The same concerns cant be mentioned when it comes to boss battles though. You’ll likely have seen the trailer that show off the battle system, but the boss battles are a true “wow” moment, flipping the entire idea on its head. Now, the boss is in the middle of the arena, and you have to use icons littered throughout the grid, moving them to enable Mario to approach the boss and deal damage either directly, or via.. other methods (I’ll say no more, I don’t want to spoil it). These are sometimes simple, and often challenging, but always incredible.
What also can’t be denied is the creativity on offer. Every boss has a theme, but more than that, they change up the way the combat actually works, offering new challenges when you think you’ve seen it all. It’s not just limited to the bosses, either, the entire world is littered with things to make you want to explore every nook and cranny, speak to every person, and find every collectible.

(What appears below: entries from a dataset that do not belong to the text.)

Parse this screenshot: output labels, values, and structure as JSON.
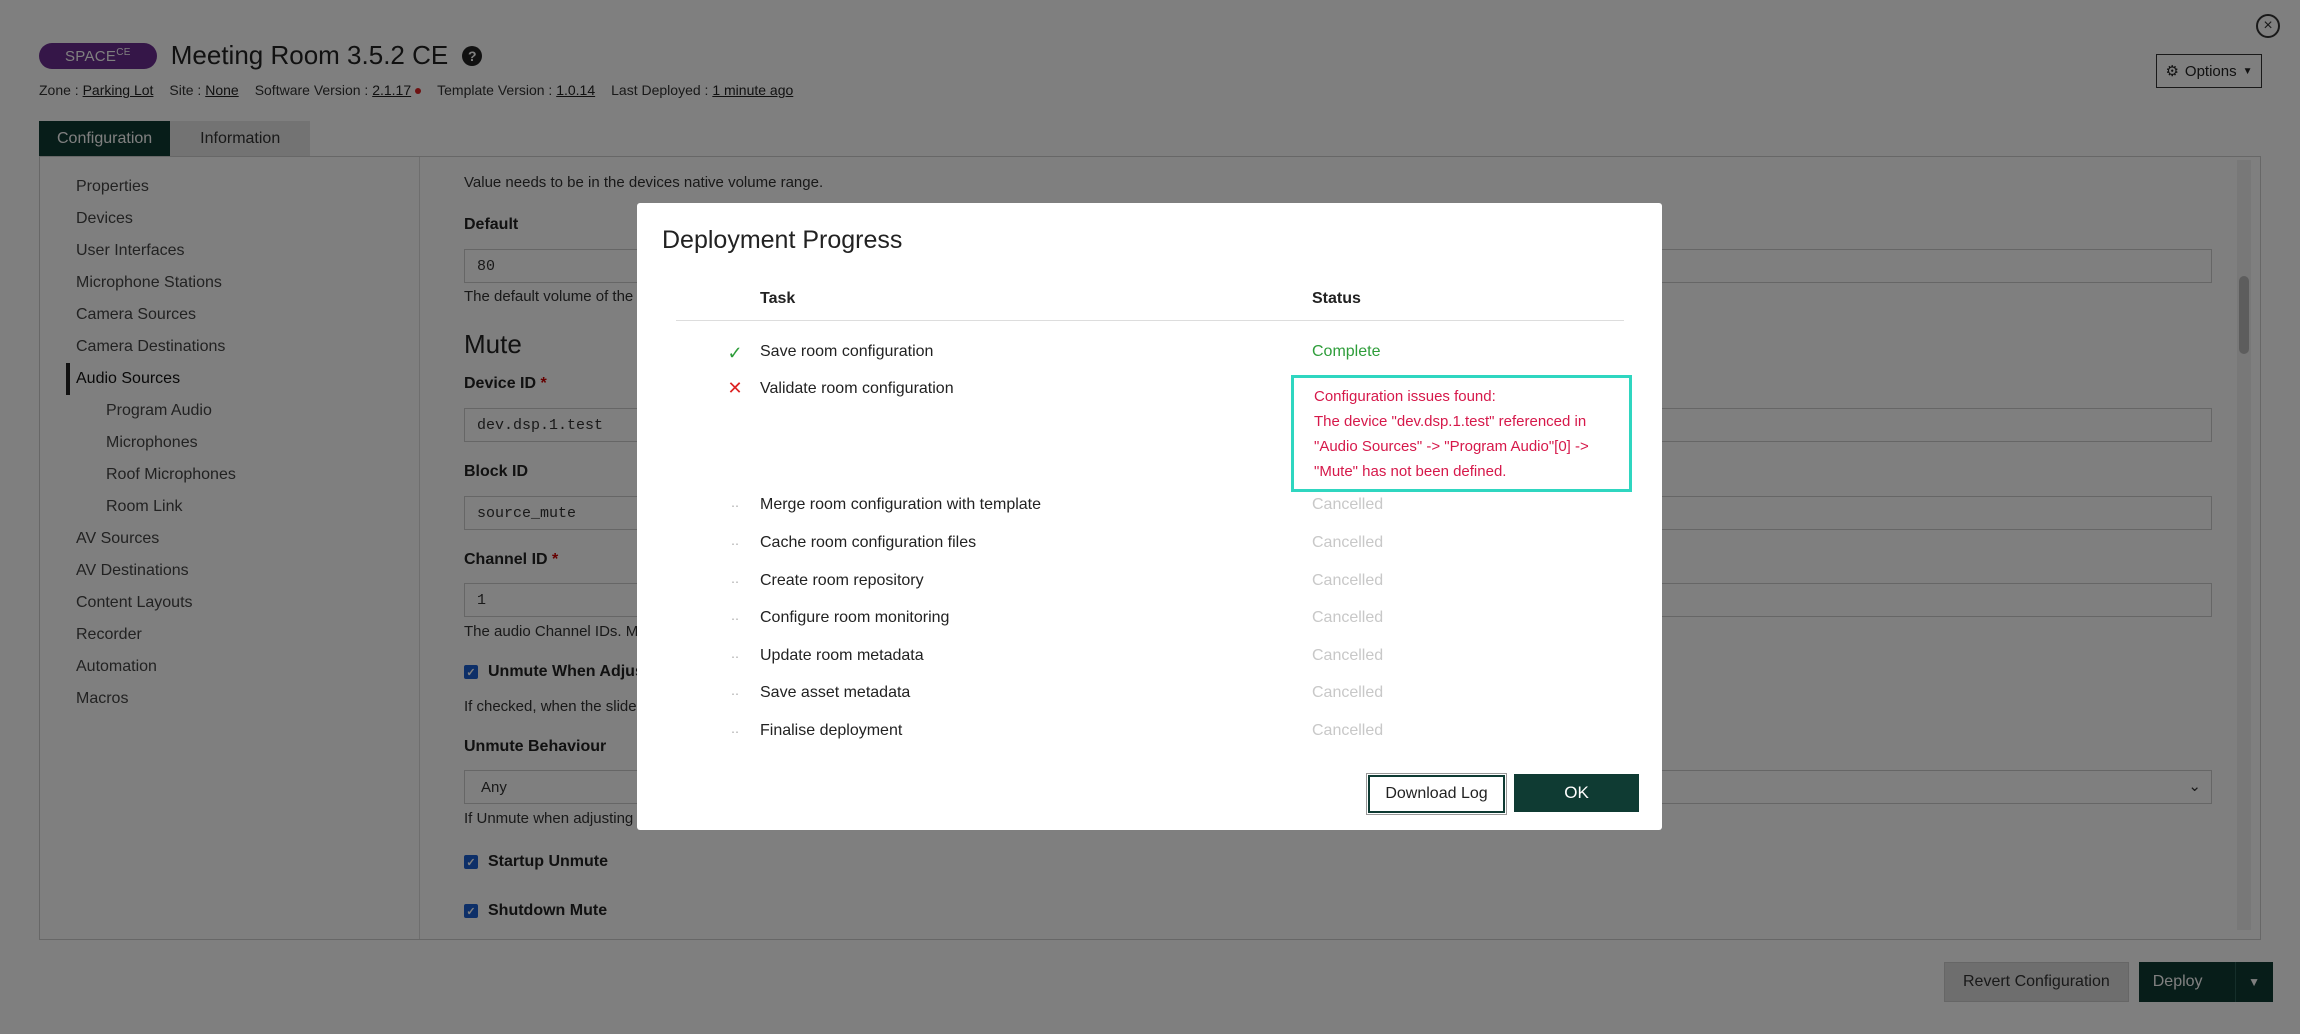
{
  "header": {
    "badge": "SPACE",
    "badge_sup": "CE",
    "room_title": "Meeting Room 3.5.2 CE",
    "meta": {
      "zone_label": "Zone :",
      "zone_value": "Parking Lot",
      "site_label": "Site :",
      "site_value": "None",
      "software_label": "Software Version :",
      "software_value": "2.1.17",
      "template_label": "Template Version :",
      "template_value": "1.0.14",
      "deployed_label": "Last Deployed :",
      "deployed_value": "1 minute ago"
    },
    "options_label": "Options"
  },
  "tabs": [
    {
      "label": "Configuration",
      "active": true
    },
    {
      "label": "Information",
      "active": false
    }
  ],
  "sidebar": {
    "items": [
      {
        "label": "Properties"
      },
      {
        "label": "Devices"
      },
      {
        "label": "User Interfaces"
      },
      {
        "label": "Microphone Stations"
      },
      {
        "label": "Camera Sources"
      },
      {
        "label": "Camera Destinations"
      },
      {
        "label": "Audio Sources",
        "active": true
      },
      {
        "label": "Program Audio",
        "sub": true
      },
      {
        "label": "Microphones",
        "sub": true
      },
      {
        "label": "Roof Microphones",
        "sub": true
      },
      {
        "label": "Room Link",
        "sub": true
      },
      {
        "label": "AV Sources"
      },
      {
        "label": "AV Destinations"
      },
      {
        "label": "Content Layouts"
      },
      {
        "label": "Recorder"
      },
      {
        "label": "Automation"
      },
      {
        "label": "Macros"
      }
    ]
  },
  "content": {
    "volume_help": "Value needs to be in the devices native volume range.",
    "default_label": "Default",
    "default_value": "80",
    "default_help": "The default volume of the",
    "mute_heading": "Mute",
    "device_id_label": "Device ID",
    "device_id_value": "dev.dsp.1.test",
    "block_id_label": "Block ID",
    "block_id_value": "source_mute",
    "channel_id_label": "Channel ID",
    "channel_id_value": "1",
    "channel_help": "The audio Channel IDs. Mu",
    "unmute_adjust_label": "Unmute When Adjusti",
    "unmute_adjust_help": "If checked, when the slider",
    "unmute_behaviour_label": "Unmute Behaviour",
    "unmute_behaviour_value": "Any",
    "unmute_behaviour_help": "If Unmute when adjusting",
    "startup_unmute_label": "Startup Unmute",
    "shutdown_mute_label": "Shutdown Mute",
    "required_mark": "*"
  },
  "footer": {
    "revert_label": "Revert Configuration",
    "deploy_label": "Deploy"
  },
  "modal": {
    "title": "Deployment Progress",
    "col_task": "Task",
    "col_status": "Status",
    "tasks": [
      {
        "task": "Save room configuration",
        "status": "Complete",
        "state": "complete"
      },
      {
        "task": "Validate room configuration",
        "status": "",
        "state": "failed"
      },
      {
        "task": "Merge room configuration with template",
        "status": "Cancelled",
        "state": "cancelled"
      },
      {
        "task": "Cache room configuration files",
        "status": "Cancelled",
        "state": "cancelled"
      },
      {
        "task": "Create room repository",
        "status": "Cancelled",
        "state": "cancelled"
      },
      {
        "task": "Configure room monitoring",
        "status": "Cancelled",
        "state": "cancelled"
      },
      {
        "task": "Update room metadata",
        "status": "Cancelled",
        "state": "cancelled"
      },
      {
        "task": "Save asset metadata",
        "status": "Cancelled",
        "state": "cancelled"
      },
      {
        "task": "Finalise deployment",
        "status": "Cancelled",
        "state": "cancelled"
      }
    ],
    "error_lines": [
      "Configuration issues found:",
      "The device \"dev.dsp.1.test\" referenced in",
      "\"Audio Sources\" -> \"Program Audio\"[0] ->",
      "\"Mute\" has not been defined."
    ],
    "download_label": "Download Log",
    "ok_label": "OK"
  },
  "colors": {
    "brand_dark": "#0f3b33",
    "badge_purple": "#6b2c91",
    "success": "#2e9d3a",
    "error": "#d6184a",
    "highlight": "#2fd6c0"
  }
}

I’ve been to a Samurai styled theme park, I’ve floated down the rapids, explored dungeons, smashed the back end of giant papier-mâché Goomba in, shared adventures with companions, and so much more already, and it’s so delightful and, frankly, lovely to play. It helps that it’s beautiful, it really helps that it sounds so good and that, interestingly, the opening sections of the game offer small glimpses of beloved characters, but instead shine a light on the lesser used ones, giving backstory to enemies and friends alike that you might not expect.
It’s a very typical Nintendo game, too, in many ways, because it holds your hand more than needed, simply by way of being designed for everyone, and not just the hardcore fans. Sometimes there’s a line of dialogue too many and I’ve been left thinking “I get the joke”, and other times I’d have happily watched Mario and Olivia chatting for hours. It’s a cliche, but Paper Mario: The Origami King is that “Nintendo Charm™” in raw, powerful form, and quite frankly, I cannot wait to get back into it. Isn’t it crazy to think that a few months ago we didn’t even know this existed?